Corewell Health William Beaumont University Hospital Royal Oak, MI
Nazli Begum Ozturk, MD1, Morgan Kiryakoza, MD2, Leandro Sierra, MD3, Justin K. Skrzynski, MD2 1Corewell Health William Beaumont University Hospital, Royal Oak, MI; 2Beaumont Health, Royal Oak, MI; 3Cleveland Clinic Foundation, Cleveland, OH
Introduction: Zieve’s syndrome describes a triad of non-immune hemolytic anemia, jaundice, and transient hyperlipidemia found in patients with alcohol-use disorder/alcohol-associated liver disease. This case involves a patient with suspected Zieve’s syndrome in the setting of severe alcohol-associated hepatitis.
Case Description/Methods: A 39-year-old female with alcohol-use disorder presented to the hospital with complaints of jaundice, lethargy, and confusion. On presentation, patient was anemic with a hemoglobin of 7.8 g/dL (12.1-15.0 g/dL), had ALP of 235 U/L (33-120 U/L), AST of 116 U/L (< 35 U/L), ALT of 41 (< 37 U/L) total bilirubin of 24.2 mg/dL (< 1.2mg/dL), direct bilirubin of >15 mg/dL (< 0.4 mg/dL). She was admitted due to concerns for alcohol-associated hepatitis. Her hospital course was complicated by frequent declines in hemoglobin requiring a total of six transfusions of packed red blood cells.
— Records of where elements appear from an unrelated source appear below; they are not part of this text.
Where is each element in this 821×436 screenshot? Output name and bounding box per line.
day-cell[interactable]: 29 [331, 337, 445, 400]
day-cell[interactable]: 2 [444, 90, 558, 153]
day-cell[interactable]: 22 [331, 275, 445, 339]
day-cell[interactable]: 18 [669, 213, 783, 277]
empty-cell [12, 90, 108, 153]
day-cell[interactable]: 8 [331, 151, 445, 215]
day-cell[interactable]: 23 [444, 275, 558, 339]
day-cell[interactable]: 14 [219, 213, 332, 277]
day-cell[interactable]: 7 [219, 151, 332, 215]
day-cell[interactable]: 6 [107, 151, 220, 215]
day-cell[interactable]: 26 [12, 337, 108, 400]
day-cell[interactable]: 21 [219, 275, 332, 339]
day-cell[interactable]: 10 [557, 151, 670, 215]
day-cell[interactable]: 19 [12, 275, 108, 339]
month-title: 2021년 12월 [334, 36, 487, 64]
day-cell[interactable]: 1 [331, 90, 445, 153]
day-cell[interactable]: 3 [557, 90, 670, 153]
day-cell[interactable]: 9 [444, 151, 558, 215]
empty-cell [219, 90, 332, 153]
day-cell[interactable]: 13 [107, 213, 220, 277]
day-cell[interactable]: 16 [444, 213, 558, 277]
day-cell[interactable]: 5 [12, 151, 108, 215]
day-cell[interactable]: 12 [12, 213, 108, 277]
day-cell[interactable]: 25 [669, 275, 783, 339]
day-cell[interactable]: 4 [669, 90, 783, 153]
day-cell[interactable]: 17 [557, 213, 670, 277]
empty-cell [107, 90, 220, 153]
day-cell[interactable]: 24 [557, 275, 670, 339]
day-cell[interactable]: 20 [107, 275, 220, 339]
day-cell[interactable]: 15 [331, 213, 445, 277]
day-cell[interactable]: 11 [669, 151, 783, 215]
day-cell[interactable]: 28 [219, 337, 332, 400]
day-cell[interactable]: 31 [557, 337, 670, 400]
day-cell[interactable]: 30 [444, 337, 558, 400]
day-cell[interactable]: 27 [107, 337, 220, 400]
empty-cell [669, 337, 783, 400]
No overt bleeding such as hematemesis or hematochezia was evident during these declines. Further hematologic workup revealed a normal glucose 6 phosphate dehydrogenase (G6PD), normal pyruvate kinase, elevated plasma hemoglobin of 150 mg/dL (< 30 mg/dL), decreased haptoglobin of < 8 mg/dL (40-250 mg/dL), elevated lactate dehydrogenase of 595 (100-240 U/L), and elevated reticulocyte count of 213 bil/L (21-100 bil/L). Direct Coombs Test was negative. The combination of these labs illustrated a picture of non-immune hemolytic anemia. Patient’s hospitalization was further complicated by the development of ascites and spontaneous bacterial peritonitis (SBP). Given the presence of SBP, corticosteroid therapy was not initiated for alcohol-associated hepatitis. Lipid panel remained within normal limits on two separate occasions. Vitamin E level was < 2.5 mg/L (5.5 – 17.0 mg/L). The patient was eventually discharged home with hospice and her hemoglobin levels remained stable after supportive blood transfusions during her stay.
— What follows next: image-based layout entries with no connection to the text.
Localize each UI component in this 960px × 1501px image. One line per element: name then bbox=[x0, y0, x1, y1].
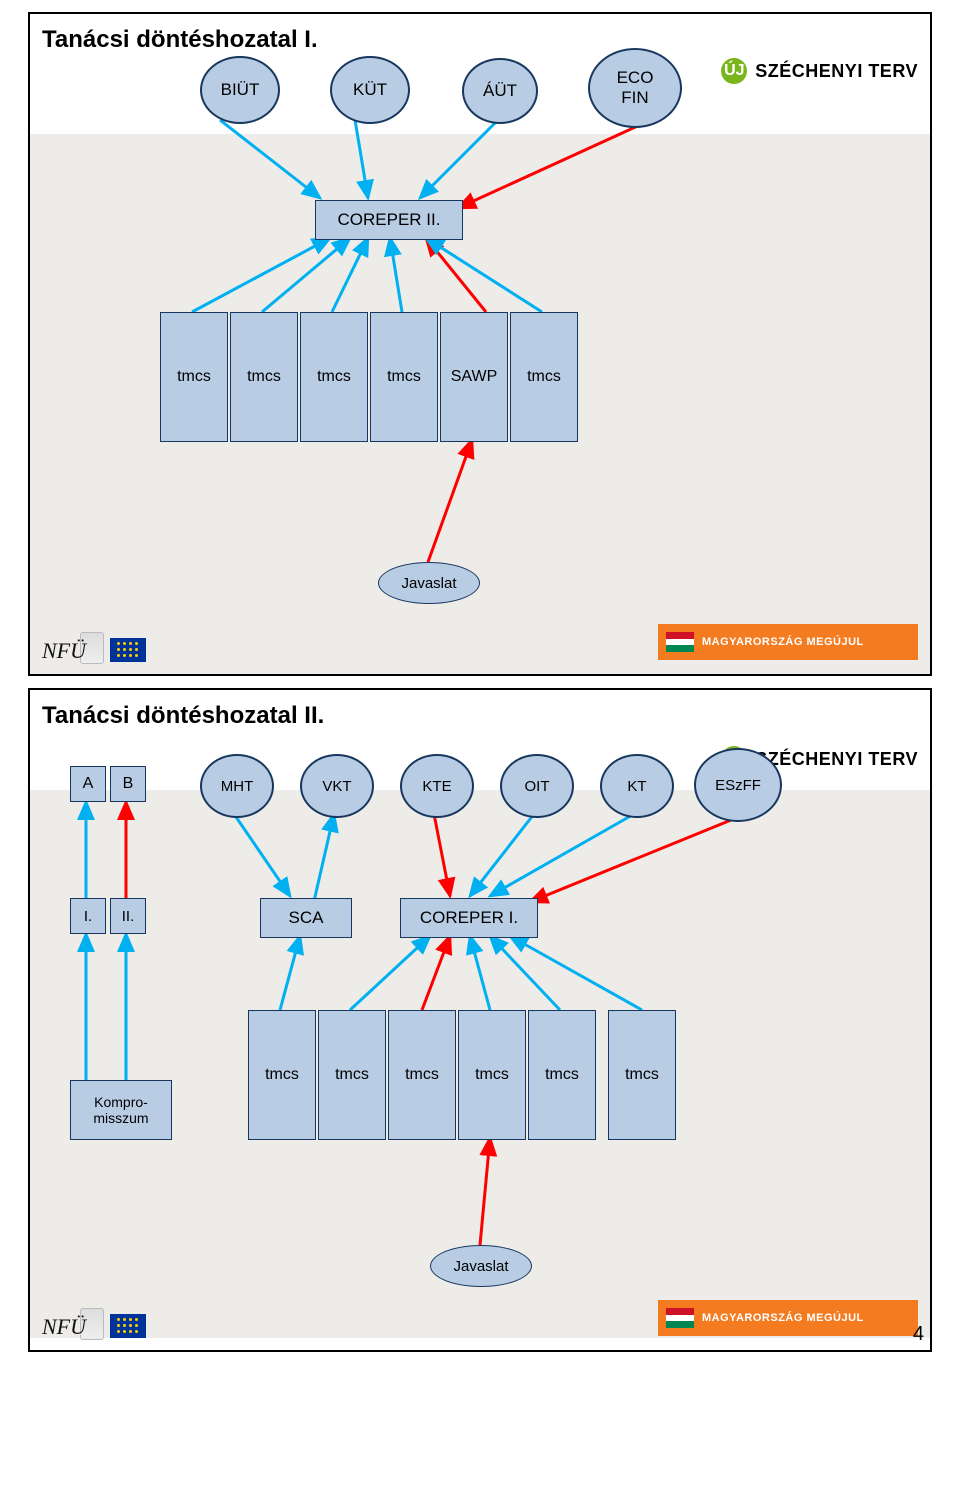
mmu-text: MAGYARORSZÁG MEGÚJUL bbox=[702, 636, 864, 648]
hu-flag-icon bbox=[666, 632, 694, 652]
slide-2: Tanácsi döntéshozatal II. ÚJ SZÉCHENYI T… bbox=[28, 688, 932, 1352]
top-circle: OIT bbox=[500, 754, 574, 818]
tmcs-box: tmcs bbox=[528, 1010, 596, 1140]
slide-title: Tanácsi döntéshozatal I. bbox=[42, 26, 318, 54]
javaslat-ellipse: Javaslat bbox=[378, 562, 480, 604]
eu-flag-icon bbox=[110, 638, 146, 662]
tmcs-box: tmcs bbox=[608, 1010, 676, 1140]
page: Tanácsi döntéshozatal I. ÚJ SZÉCHENYI TE… bbox=[0, 12, 960, 1352]
top-circle: KT bbox=[600, 754, 674, 818]
nfu-label: NFÜ bbox=[42, 1314, 86, 1340]
tmcs-box: tmcs bbox=[458, 1010, 526, 1140]
top-circle: KTE bbox=[400, 754, 474, 818]
tmcs-box: tmcs bbox=[370, 312, 438, 442]
top-circle: ÁÜT bbox=[462, 58, 538, 124]
szechenyi-brand: SZÉCHENYI TERV bbox=[755, 749, 918, 769]
tmcs-box: tmcs bbox=[388, 1010, 456, 1140]
kompromisszum-box: Kompro- misszum bbox=[70, 1080, 172, 1140]
mmu-text: MAGYARORSZÁG MEGÚJUL bbox=[702, 1312, 864, 1324]
szechenyi-text: SZÉCHENYI TERV bbox=[755, 61, 918, 82]
top-circle: KÜT bbox=[330, 56, 410, 124]
mmu-banner: MAGYARORSZÁG MEGÚJUL bbox=[658, 1300, 918, 1336]
tmcs-box: tmcs bbox=[510, 312, 578, 442]
hu-flag-icon bbox=[666, 1308, 694, 1328]
ab-box: B bbox=[110, 766, 146, 802]
nfu-label: NFÜ bbox=[42, 638, 86, 664]
uj-badge: ÚJ bbox=[721, 58, 747, 84]
slide-title: Tanácsi döntéshozatal II. bbox=[42, 702, 324, 730]
coreper-box: COREPER I. bbox=[400, 898, 538, 938]
page-number: 4 bbox=[913, 1323, 924, 1346]
tmcs-box: tmcs bbox=[300, 312, 368, 442]
top-circle: BIÜT bbox=[200, 56, 280, 124]
szechenyi-text: SZÉCHENYI TERV bbox=[755, 749, 918, 770]
mmu-banner: MAGYARORSZÁG MEGÚJUL bbox=[658, 624, 918, 660]
tmcs-box: tmcs bbox=[160, 312, 228, 442]
slide-1: Tanácsi döntéshozatal I. ÚJ SZÉCHENYI TE… bbox=[28, 12, 932, 676]
szechenyi-logo: ÚJ SZÉCHENYI TERV bbox=[721, 58, 918, 84]
tmcs-box: SAWP bbox=[440, 312, 508, 442]
tmcs-box: tmcs bbox=[230, 312, 298, 442]
coreper-box: COREPER II. bbox=[315, 200, 463, 240]
tmcs-box: tmcs bbox=[248, 1010, 316, 1140]
top-circle: MHT bbox=[200, 754, 274, 818]
ab-box: A bbox=[70, 766, 106, 802]
sca-box: SCA bbox=[260, 898, 352, 938]
iii-box: II. bbox=[110, 898, 146, 934]
eu-flag-icon bbox=[110, 1314, 146, 1338]
top-circle: ECO FIN bbox=[588, 48, 682, 128]
top-circle: VKT bbox=[300, 754, 374, 818]
top-circle: ESzFF bbox=[694, 748, 782, 822]
javaslat-ellipse: Javaslat bbox=[430, 1245, 532, 1287]
szechenyi-brand: SZÉCHENYI TERV bbox=[755, 61, 918, 81]
iii-box: I. bbox=[70, 898, 106, 934]
tmcs-box: tmcs bbox=[318, 1010, 386, 1140]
Discussion: Zieve’s syndrome is an underdiagnosed cause of anemia in patients with alcohol-associated liver disease. There are multiple proposed mechanisms to explain the pathophysiology behind the red cell lysis seen in this disorder. One leading hypothesis suggests the red cell membrane becomes unstable due to vitamin E deficiency leading to disordered pyruvate kinase. Importance of early recognition of this syndrome is essential as treatment revolves around strict abstinence from alcohol.
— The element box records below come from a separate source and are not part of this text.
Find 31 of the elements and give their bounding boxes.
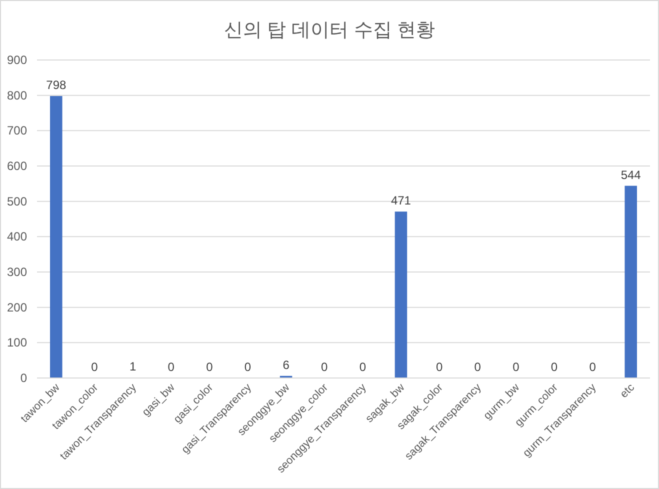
data-label: 0 xyxy=(474,360,482,374)
y-tick-label: 600 xyxy=(6,159,28,173)
data-label: 0 xyxy=(321,360,328,374)
bar xyxy=(394,212,408,378)
y-tick-label: 200 xyxy=(6,300,28,314)
data-label: 471 xyxy=(390,194,412,208)
data-label: 0 xyxy=(512,360,520,374)
y-tick-label: 400 xyxy=(6,230,28,244)
data-label: 0 xyxy=(550,360,558,374)
y-tick-label: 300 xyxy=(6,265,28,279)
data-label: 0 xyxy=(436,360,443,374)
y-tick-label: 900 xyxy=(6,53,28,67)
y-tick-label: 700 xyxy=(6,124,28,138)
bar xyxy=(624,186,637,378)
bar xyxy=(50,96,62,378)
y-tick-label: 0 xyxy=(20,371,28,385)
data-label: 544 xyxy=(620,168,642,182)
x-tick-label: etc xyxy=(618,381,638,401)
data-label: 0 xyxy=(206,360,214,374)
data-label: 0 xyxy=(91,360,98,374)
y-tick-label: 800 xyxy=(6,88,28,102)
data-label: 1 xyxy=(129,360,136,374)
data-label: 798 xyxy=(46,78,66,92)
data-label: 0 xyxy=(359,360,366,374)
y-tick-label: 100 xyxy=(6,336,28,350)
y-tick-label: 500 xyxy=(6,194,28,208)
chart-title: 신의 탑 데이터 수집 현황 xyxy=(224,20,436,41)
data-label: 0 xyxy=(589,360,596,374)
data-label: 0 xyxy=(244,360,252,374)
data-label: 0 xyxy=(168,360,175,374)
data-label: 6 xyxy=(282,358,290,372)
Figure: The red cells show mild anisopoikilocytosis with a few echinocytes, occasional spherocytes, acanthocytes or schistocytes.
Disclosures:
Nazli Begum Ozturk indicated no relevant financial relationships.
Morgan Kiryakoza indicated no relevant financial relationships.
Leandro Sierra indicated no relevant financial relationships.
Justin Skrzynski indicated no relevant financial relationships.
Nazli Begum Ozturk, MD1, Morgan Kiryakoza, MD2, Leandro Sierra, MD3, Justin K. Skrzynski, MD2. P1290 - Alcohol-Associated Hepatitis and Concurrent Non-Immune Hemolytic Anemia, ACG 2024 Annual Scientific Meeting Abstracts. Philadelphia, PA: American College of Gastroenterology.